God. It feels like…right now it really feels like…

No. It's not real.

Goddammit, it feels real. Lennon Griffith feels like he's mine.

Too bad he never can never be mine for real.

I loosen my grip on his neck and push up on my toes to place a kiss on his cheek. If this is all I'm ever going to get from Lennon, you can bet I'm going to take whatever he's willing to give me. And if the way he kisses my head and my cheeks during celebrations or when we're out drunk at a bar is any indication, a few chaste kisses between bros is nothing.

When I pull away, I have to fight the urge to run my fingertips over my lips. For some reason, it feels like if I were to touch them, the action would seal the feeling of Lennon's soft beard and warm cheek into my lips. But that feeling isn't mine to keep, so I don't do it.
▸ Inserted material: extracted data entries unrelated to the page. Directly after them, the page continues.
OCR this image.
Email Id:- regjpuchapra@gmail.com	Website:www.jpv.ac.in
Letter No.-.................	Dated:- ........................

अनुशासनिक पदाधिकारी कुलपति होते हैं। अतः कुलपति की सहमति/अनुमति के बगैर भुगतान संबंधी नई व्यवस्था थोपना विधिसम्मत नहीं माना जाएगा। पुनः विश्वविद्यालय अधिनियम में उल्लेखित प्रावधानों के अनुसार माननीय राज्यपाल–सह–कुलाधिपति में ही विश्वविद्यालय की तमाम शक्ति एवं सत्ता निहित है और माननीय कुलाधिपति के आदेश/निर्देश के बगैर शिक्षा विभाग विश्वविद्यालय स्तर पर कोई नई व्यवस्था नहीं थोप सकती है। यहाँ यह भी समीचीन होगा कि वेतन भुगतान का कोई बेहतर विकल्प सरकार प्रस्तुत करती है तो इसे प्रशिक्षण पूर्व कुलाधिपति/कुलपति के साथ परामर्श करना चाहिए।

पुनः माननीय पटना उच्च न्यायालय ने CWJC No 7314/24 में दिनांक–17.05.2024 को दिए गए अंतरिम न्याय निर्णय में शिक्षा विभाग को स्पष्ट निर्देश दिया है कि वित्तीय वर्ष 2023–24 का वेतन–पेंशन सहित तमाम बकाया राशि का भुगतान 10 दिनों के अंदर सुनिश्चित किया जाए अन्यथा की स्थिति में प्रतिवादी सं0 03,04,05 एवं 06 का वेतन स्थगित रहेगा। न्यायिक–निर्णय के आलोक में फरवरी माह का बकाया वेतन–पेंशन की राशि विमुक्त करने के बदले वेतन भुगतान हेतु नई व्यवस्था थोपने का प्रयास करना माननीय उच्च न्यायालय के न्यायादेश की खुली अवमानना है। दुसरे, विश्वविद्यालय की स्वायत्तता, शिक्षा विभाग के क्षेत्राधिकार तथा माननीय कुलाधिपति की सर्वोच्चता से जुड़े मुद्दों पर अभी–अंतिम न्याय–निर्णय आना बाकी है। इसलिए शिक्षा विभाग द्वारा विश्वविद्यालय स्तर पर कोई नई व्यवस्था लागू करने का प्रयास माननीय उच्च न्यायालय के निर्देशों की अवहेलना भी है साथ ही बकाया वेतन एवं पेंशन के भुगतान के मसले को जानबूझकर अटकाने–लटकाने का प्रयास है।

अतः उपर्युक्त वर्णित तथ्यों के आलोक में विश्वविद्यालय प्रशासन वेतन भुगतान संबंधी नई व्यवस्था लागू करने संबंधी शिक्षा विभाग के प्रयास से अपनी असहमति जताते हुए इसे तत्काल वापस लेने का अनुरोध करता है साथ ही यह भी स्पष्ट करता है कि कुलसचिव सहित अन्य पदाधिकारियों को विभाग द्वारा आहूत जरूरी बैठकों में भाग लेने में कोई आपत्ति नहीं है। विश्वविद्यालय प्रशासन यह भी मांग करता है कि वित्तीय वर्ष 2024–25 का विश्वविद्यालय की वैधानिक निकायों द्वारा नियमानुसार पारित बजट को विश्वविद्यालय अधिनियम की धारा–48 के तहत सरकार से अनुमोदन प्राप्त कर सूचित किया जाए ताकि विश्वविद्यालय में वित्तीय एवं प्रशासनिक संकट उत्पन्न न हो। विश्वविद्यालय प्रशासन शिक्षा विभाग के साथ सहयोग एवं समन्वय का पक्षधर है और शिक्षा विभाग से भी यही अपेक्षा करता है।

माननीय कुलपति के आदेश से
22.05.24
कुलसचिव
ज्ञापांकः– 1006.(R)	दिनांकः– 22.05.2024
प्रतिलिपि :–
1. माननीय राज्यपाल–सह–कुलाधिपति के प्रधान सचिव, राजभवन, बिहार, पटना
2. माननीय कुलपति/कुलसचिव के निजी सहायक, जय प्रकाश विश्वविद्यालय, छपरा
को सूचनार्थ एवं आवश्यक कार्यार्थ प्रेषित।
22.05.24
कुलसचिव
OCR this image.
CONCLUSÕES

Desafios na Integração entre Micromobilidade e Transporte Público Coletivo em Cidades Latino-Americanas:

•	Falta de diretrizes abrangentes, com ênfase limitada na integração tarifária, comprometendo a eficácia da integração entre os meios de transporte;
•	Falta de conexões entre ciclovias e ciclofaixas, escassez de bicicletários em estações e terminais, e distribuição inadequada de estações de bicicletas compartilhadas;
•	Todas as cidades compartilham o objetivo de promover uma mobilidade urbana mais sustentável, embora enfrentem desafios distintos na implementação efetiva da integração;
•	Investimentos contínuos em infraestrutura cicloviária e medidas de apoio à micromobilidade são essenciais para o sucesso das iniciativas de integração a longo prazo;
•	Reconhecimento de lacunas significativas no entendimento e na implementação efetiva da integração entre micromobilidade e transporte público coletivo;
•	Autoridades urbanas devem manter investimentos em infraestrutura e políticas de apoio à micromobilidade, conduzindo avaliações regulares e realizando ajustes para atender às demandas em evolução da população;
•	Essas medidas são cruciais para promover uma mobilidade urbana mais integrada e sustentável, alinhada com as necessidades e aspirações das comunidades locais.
"This is amazing Lennon. I can't believe you…when did you even have time to…" I say, a million thank yous and questions fighting in my mind to come out of my mouth.
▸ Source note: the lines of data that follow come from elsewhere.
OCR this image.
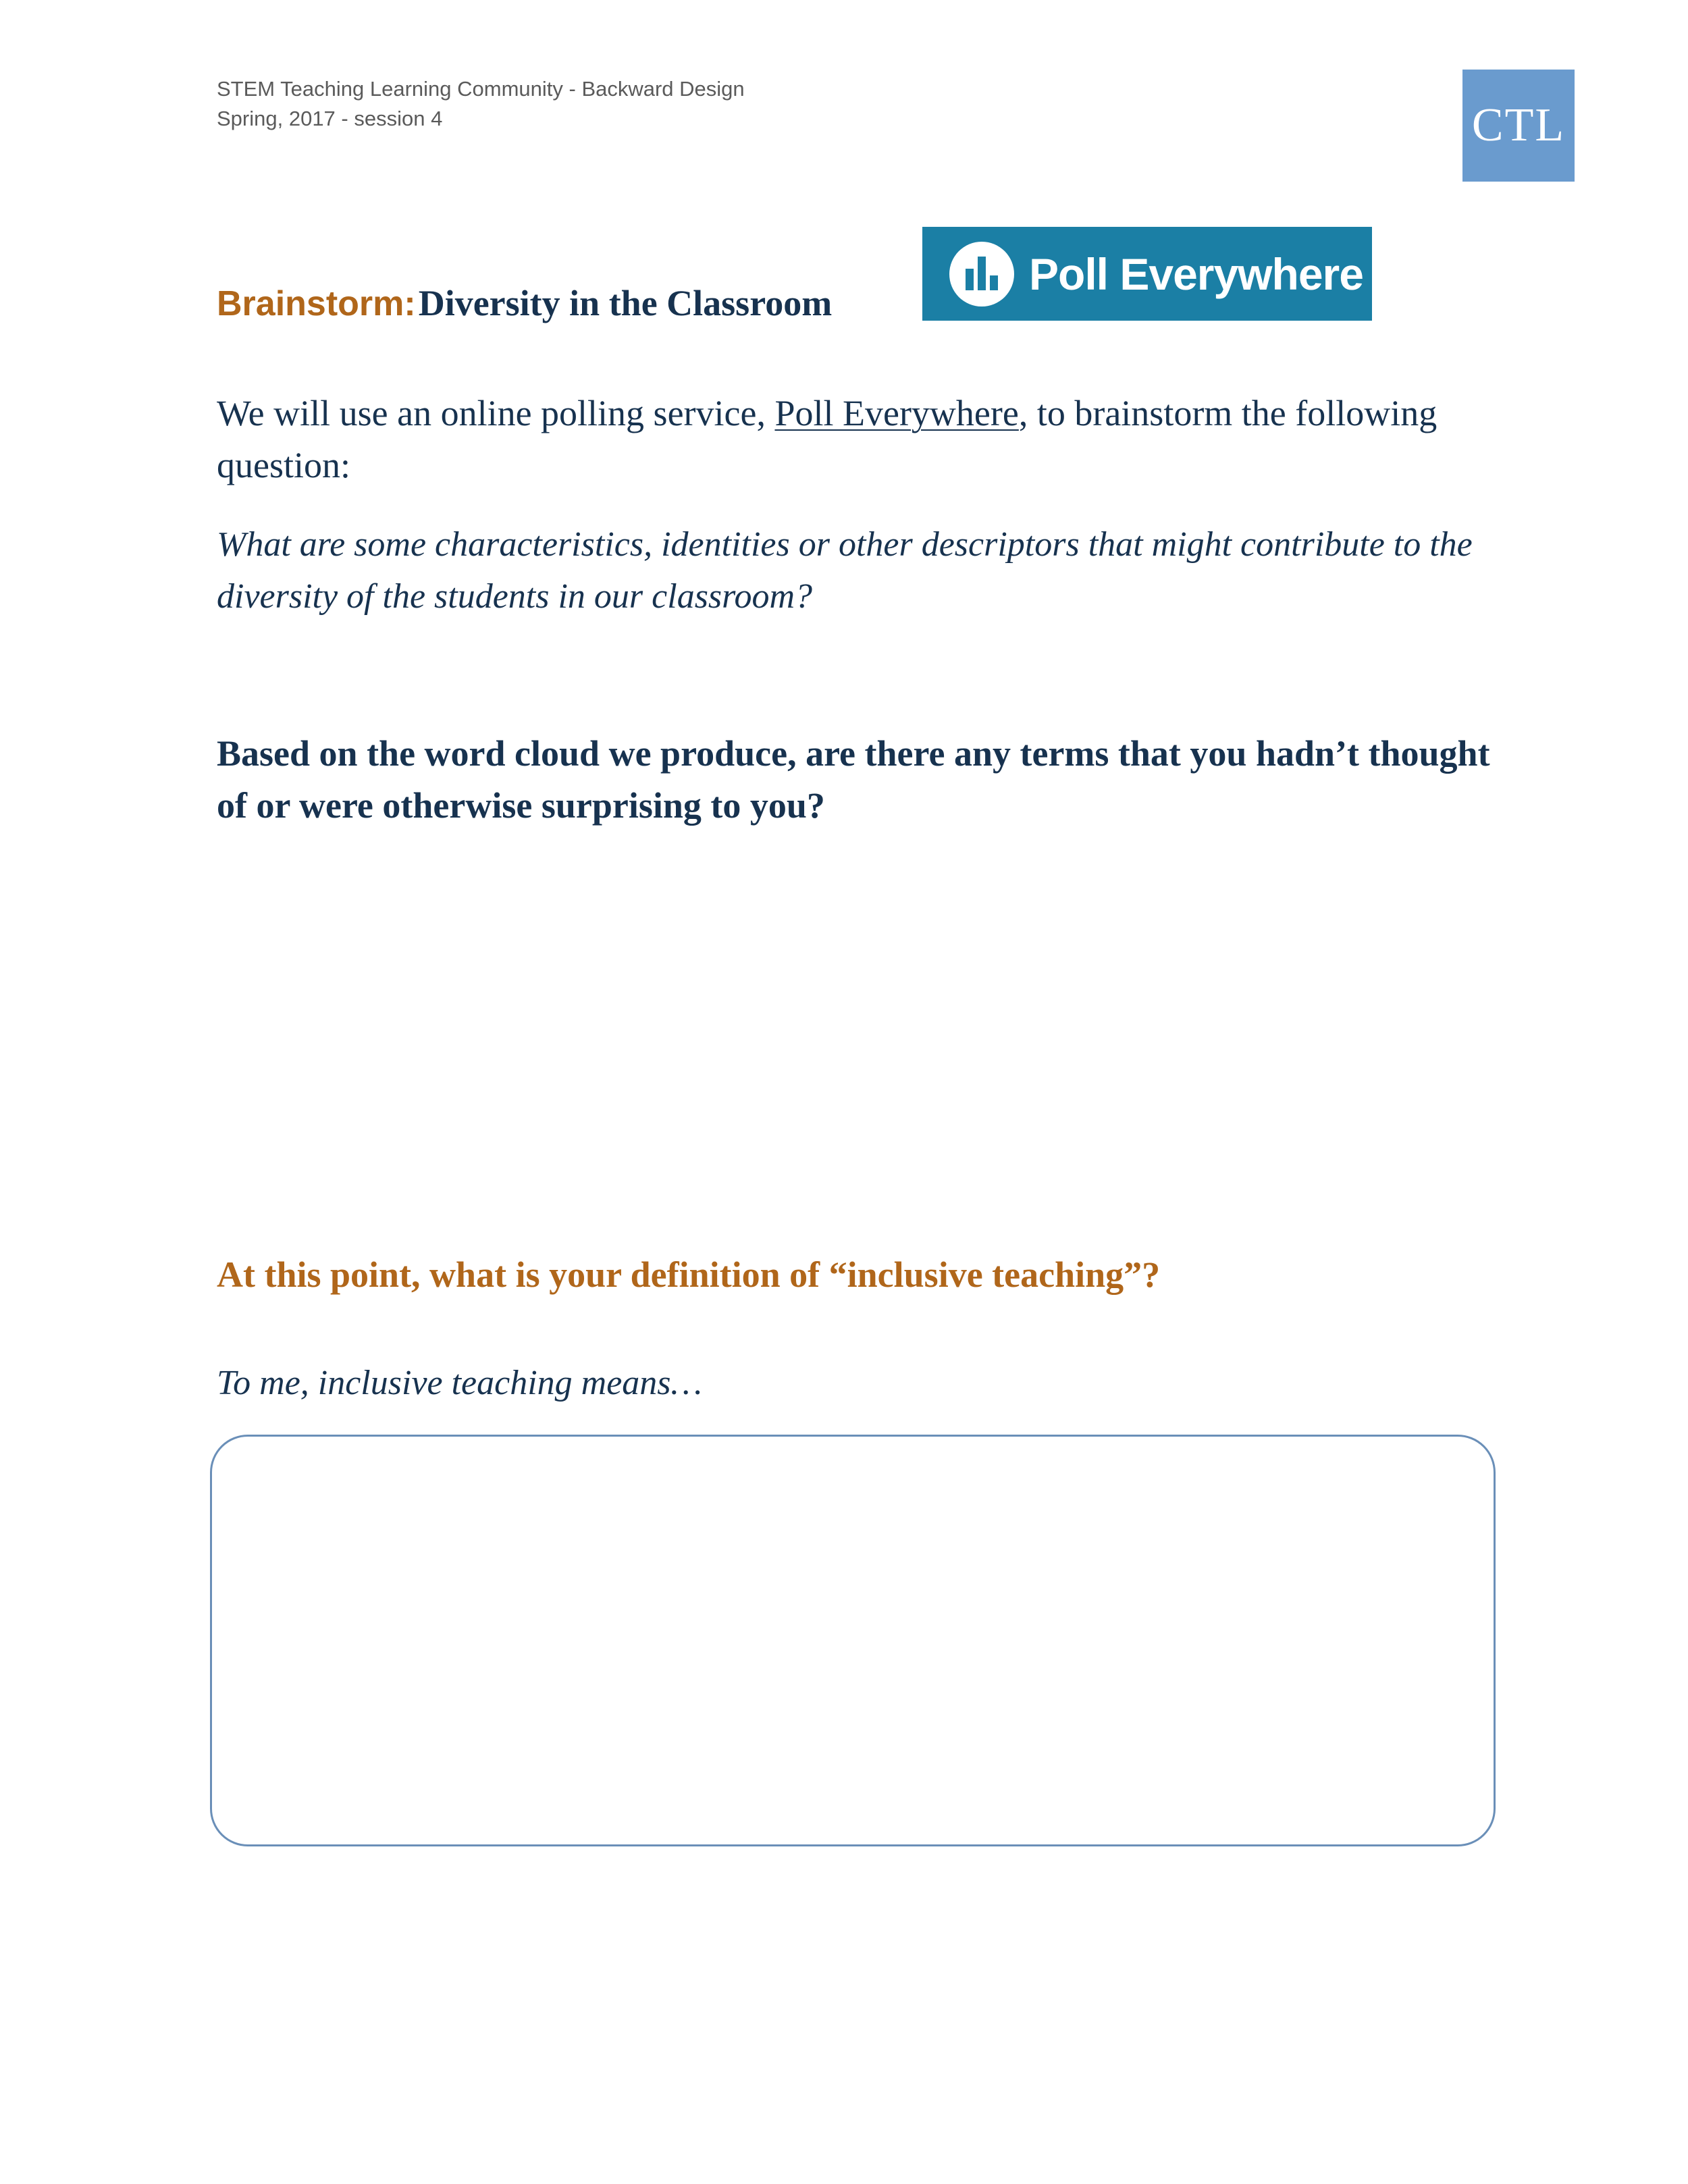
STEM Teaching Learning Community - Backward Design
Spring, 2017 - session 4	CTL
Poll Everywhere
Brainstorm: Diversity in the Classroom
We will use an online polling service, Poll Everywhere, to brainstorm the following question:
What are some characteristics, identities or other descriptors that might contribute to the diversity of the students in our classroom?
Based on the word cloud we produce, are there any terms that you hadn’t thought of or were otherwise surprising to you?
At this point, what is your definition of “inclusive teaching”?
To me, inclusive teaching means…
"During your meeting with Coach this morning. I brought the lights and the fluffy shit in my suitcase, the food I ordered on a grocery app last night and had it delivered as soon as you left. The pajamas…well those I ordered a few months ago. When we first got our schedules and you started moping. I couldn't stand to see you sad, B. I knew I needed to do something. You like it?" He says, still fiddling around in his pocket.

"Like it? Lennon. This is…shit, man. It's everything," I tell him. His sheepish expression slowly forms into a full, wide, white and shiny and toothy grin.

He finally pulls something out of his pocket, and I almost gasp when I see the blue foil wrapper.

Two packets of Oreo cookies. One for him, one for me. No sharing tonight.

"Merry Christmas, Breaker Lawson."

"Merry Christmas, Lennon Griffith."

And like The Grinch before me, I feel my heart swelling in my chest as we change into our matching pajamas, heat hot chocolates up in the tiny microwave, gorge ourselves on cookies and fish-shaped snacks, and eventually fall asleep in the same bed with only a breath between us, Mickey Rooney crooning about believing in Santa Claus just a whisper in the background.